80% der Unternehmensinformation steckt in Dokumenten. Verträge, Rechnungen, Bestellungen, Personalakten, Korrespondenz. Die anderen 20% stecken in Fachanwendungen.
Ratet mal, welche 20% gerade für Millionen modernisiert werden. Und welche 80% seit Jahren auf Abteilungslaufwerken vor sich hin altern.
Das ist der Stand der IT-Modernisierung im DACH-Raum, 2026. Wir migrieren SAP, wir bauen Cloud-Infrastrukturen, wir reden über KI-Readiness.
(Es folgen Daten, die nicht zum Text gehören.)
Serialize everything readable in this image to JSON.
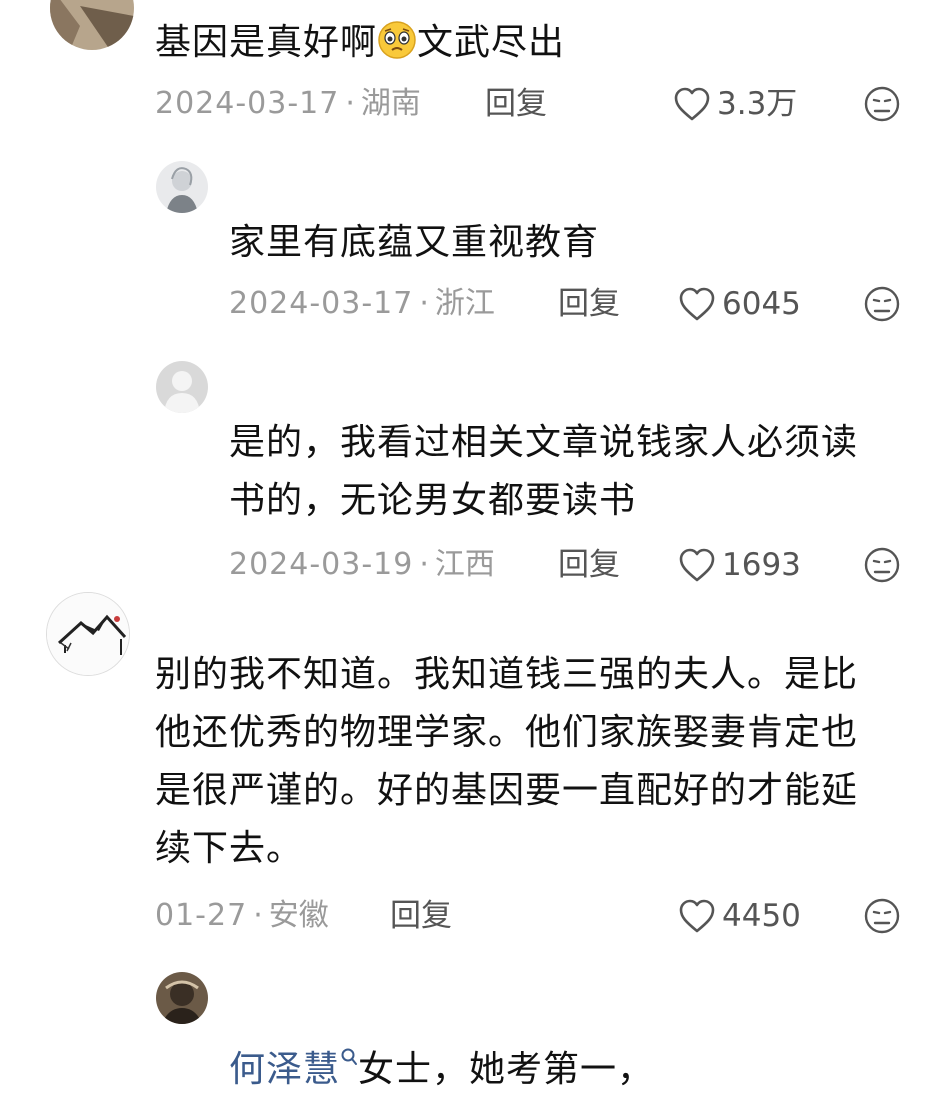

Gleichzeitig suchen Mitarbeiter Kundenverträge in Outlook-Postfächern, Bestelldokumente auf persönlichen Laufwerken und Personalakten in Papierordnern zwei Stockwerke weiter.
Mehr als 60% der Unternehmen stufen laut dem CODE/WENDE Report 2025 AT und der entsprechenden Lünendonk Studie ihre geschäftskritischen Anwendungen als veraltet ein. Aber frag mal, ob das Dokumenten-Management (Enterprise-Content-Management) dazugehört. Meistens nicht. Das ECM-System ist in der Modernisierungsplanung schlicht unsichtbar, obwohl es die Grundlage für vieles ist, was danach kommen soll (siehe aktuelle LinkedIn Beiträge).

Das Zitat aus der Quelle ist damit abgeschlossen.